The process of democratization has not been able to steer successive governments to deliver better health and education services.
Lant Pritchett of Harvard University goes into the details of the state capacity. He draws distinction between “thick accountability” and “thin accountability”. For an organization, thin accountability is based on measures of objective performance and is judicable. On the other hand, thick accountability comprises justification of organizational actions to internal culture and external stakeholders.
The dichotomy is that same Indian state which struggles at primary healthcare and education is able to organize the world’s largest elections, enrol billions of people in a biometric Aadhaar programme, and send Mangalyaanto orbit Mars. The parameters of accountability in these cases—number of voters in elections, number of registrants in Aadhaar, the cost of an orbiter mission—are objective and judicable. Moreover, these organizations have all been driven by a mission-oriented focus.
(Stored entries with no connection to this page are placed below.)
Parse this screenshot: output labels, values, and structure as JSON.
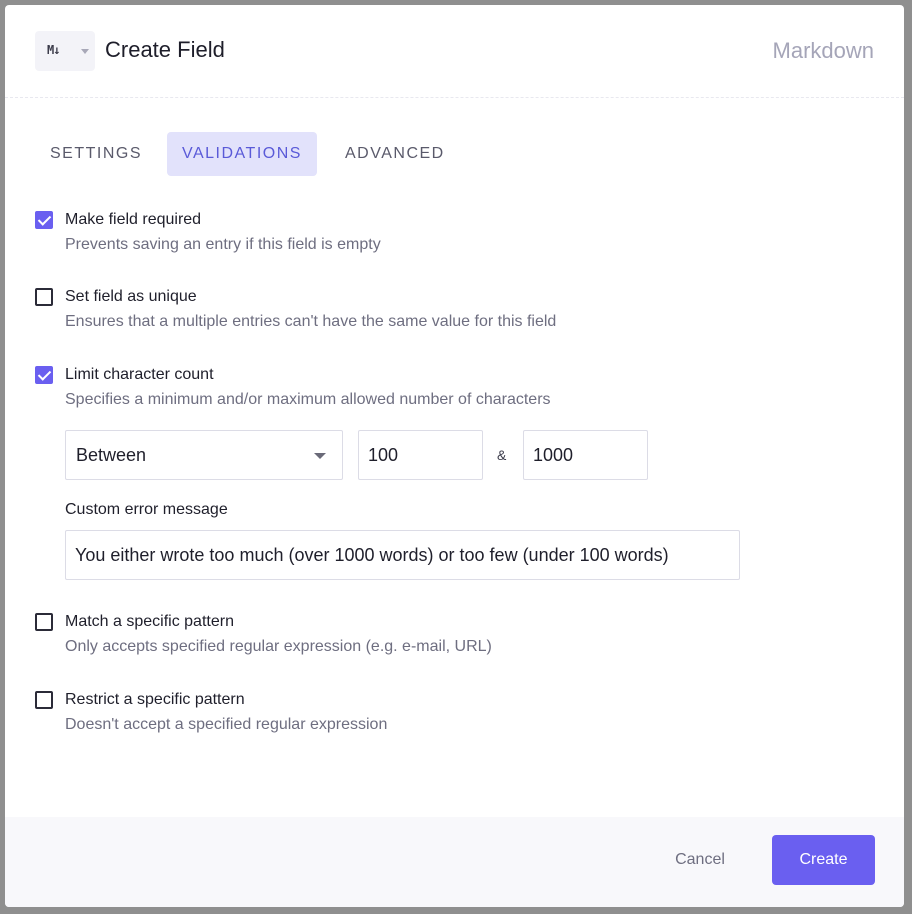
{
  "header": {
    "type_icon_text": "M↓",
    "title": "Create Field",
    "field_type": "Markdown"
  },
  "tabs": [
    {
      "label": "SETTINGS",
      "active": false
    },
    {
      "label": "VALIDATIONS",
      "active": true
    },
    {
      "label": "ADVANCED",
      "active": false
    }
  ],
  "validations": [
    {
      "label": "Make field required",
      "description": "Prevents saving an entry if this field is empty",
      "checked": true
    },
    {
      "label": "Set field as unique",
      "description": "Ensures that a multiple entries can't have the same value for this field",
      "checked": false
    },
    {
      "label": "Limit character count",
      "description": "Specifies a minimum and/or maximum allowed number of characters",
      "checked": true
    },
    {
      "label": "Match a specific pattern",
      "description": "Only accepts specified regular expression (e.g. e-mail, URL)",
      "checked": false
    },
    {
      "label": "Restrict a specific pattern",
      "description": "Doesn't accept a specified regular expression",
      "checked": false
    }
  ],
  "char_count": {
    "mode": "Between",
    "min": "100",
    "separator": "&",
    "max": "1000",
    "error_label": "Custom error message",
    "error_message": "You either wrote too much (over 1000 words) or too few (under 100 words)"
  },
  "footer": {
    "cancel_label": "Cancel",
    "create_label": "Create"
  },
  "colors": {
    "accent": "#6a5ff0",
    "active_tab_bg": "#e2e2fb"
  }
}
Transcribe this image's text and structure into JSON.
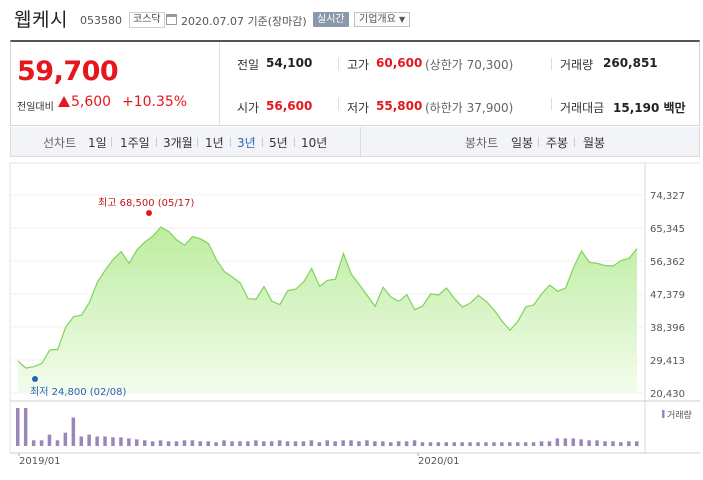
{
  "header": {
    "name": "웹케시",
    "code": "053580",
    "market": "코스닥",
    "date": "2020.07.07",
    "basis": "기준(장마감)",
    "realtime": "실시간",
    "company_info": "기업개요"
  },
  "price": {
    "current": "59,700",
    "change_label": "전일대비",
    "change": "5,600",
    "change_pct": "+10.35%"
  },
  "stats": {
    "prev_label": "전일",
    "prev": "54,100",
    "high_label": "고가",
    "high": "60,600",
    "upper_limit": "(상한가 70,300)",
    "volume_label": "거래량",
    "volume": "260,851",
    "open_label": "시가",
    "open": "56,600",
    "low_label": "저가",
    "low": "55,800",
    "lower_limit": "(하한가 37,900)",
    "amount_label": "거래대금",
    "amount": "15,190",
    "amount_unit": "백만"
  },
  "periods": {
    "line_label": "선차트",
    "items": [
      "1일",
      "1주일",
      "3개월",
      "1년",
      "3년",
      "5년",
      "10년"
    ],
    "active": "3년",
    "candle_label": "봉차트",
    "candle_items": [
      "일봉",
      "주봉",
      "월봉"
    ]
  },
  "colors": {
    "up": "#e6161d",
    "accent": "#2962b8",
    "line": "#7fd35a",
    "volume": "#9a86b8"
  },
  "chart_data": {
    "type": "area",
    "y_ticks": [
      "74,327",
      "65,345",
      "56,362",
      "47,379",
      "38,396",
      "29,413",
      "20,430"
    ],
    "ylim": [
      20430,
      74327
    ],
    "x_ticks": [
      "2019/01",
      "2020/01"
    ],
    "max_label": "최고 68,500 (05/17)",
    "min_label": "최저 24,800 (02/08)",
    "volume_label": "거래량",
    "series": [
      {
        "values": [
          29100,
          27200,
          27600,
          28500,
          32100,
          32300,
          38300,
          41200,
          41600,
          45100,
          50600,
          53900,
          56800,
          58900,
          55700,
          59400,
          61600,
          63100,
          65600,
          64400,
          62100,
          60700,
          63000,
          62400,
          61100,
          56700,
          53500,
          52000,
          50400,
          46100,
          46000,
          49400,
          45400,
          44500,
          48300,
          48700,
          50700,
          54300,
          49500,
          51100,
          51400,
          58400,
          52800,
          50000,
          47000,
          44000,
          49200,
          46500,
          45400,
          47200,
          43100,
          44100,
          47400,
          47100,
          49000,
          46100,
          43800,
          44900,
          47000,
          45400,
          43000,
          40000,
          37500,
          40000,
          43900,
          44400,
          47500,
          49800,
          48100,
          49000,
          54500,
          59100,
          56000,
          55700,
          55100,
          55000,
          56500,
          57100,
          59700
        ]
      },
      {
        "name": "거래량",
        "values": [
          40,
          40,
          6,
          6,
          12,
          6,
          14,
          30,
          10,
          12,
          10,
          10,
          9,
          9,
          8,
          7,
          6,
          5,
          6,
          5,
          5,
          6,
          6,
          5,
          5,
          4,
          6,
          5,
          5,
          5,
          6,
          5,
          5,
          6,
          5,
          5,
          5,
          6,
          4,
          6,
          5,
          6,
          6,
          5,
          6,
          5,
          5,
          4,
          5,
          5,
          6,
          4,
          4,
          4,
          4,
          4,
          4,
          4,
          4,
          4,
          4,
          4,
          4,
          4,
          4,
          4,
          5,
          5,
          8,
          8,
          8,
          7,
          6,
          6,
          5,
          5,
          4,
          5,
          5
        ]
      }
    ]
  }
}
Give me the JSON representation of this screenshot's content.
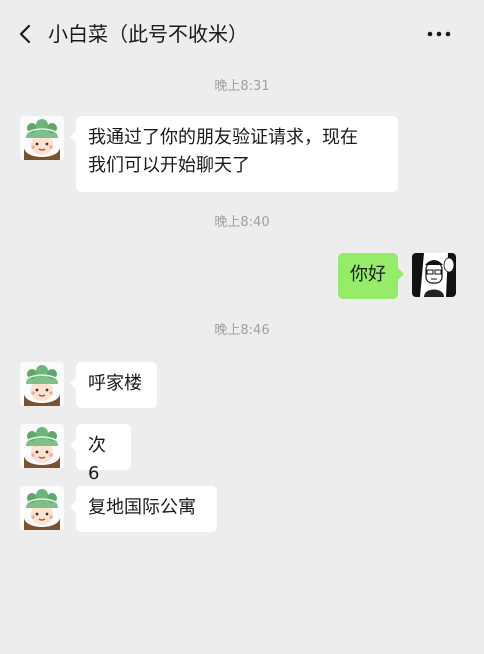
{
  "header": {
    "title": "小白菜（此号不收米）",
    "back_icon": "chevron-left-icon",
    "more_icon": "more-dots-icon"
  },
  "messages": [
    {
      "type": "time",
      "text": "晚上8:31"
    },
    {
      "type": "message",
      "side": "left",
      "text_line1": "我通过了你的朋友验证请求，现在",
      "text_line2": "我们可以开始聊天了"
    },
    {
      "type": "time",
      "text": "晚上8:40"
    },
    {
      "type": "message",
      "side": "right",
      "text": "你好"
    },
    {
      "type": "time",
      "text": "晚上8:46"
    },
    {
      "type": "message",
      "side": "left",
      "text": "呼家楼"
    },
    {
      "type": "message",
      "side": "left",
      "text": "次 6"
    },
    {
      "type": "message",
      "side": "left",
      "text": "复地国际公寓"
    }
  ],
  "colors": {
    "background": "#ededed",
    "bubble_left": "#ffffff",
    "bubble_right": "#95ec69",
    "timestamp": "#a0a0a0"
  }
}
The culture of internal accountability in a mission-oriented organization is much better.
The Success of organisations like ISRO, RBI, and to great extent Supreme Court of India is partly due to infusion of a sense of mission in these organizations. But the engendering of such attitudes in an organization takes time and is not always successful. This will involve creating a few initial successes, replicating, repeating and multiplying them. And then crafting organizational narratives around those successes. The governments at the centre and in the states should embark on this task with a “missionary” focus.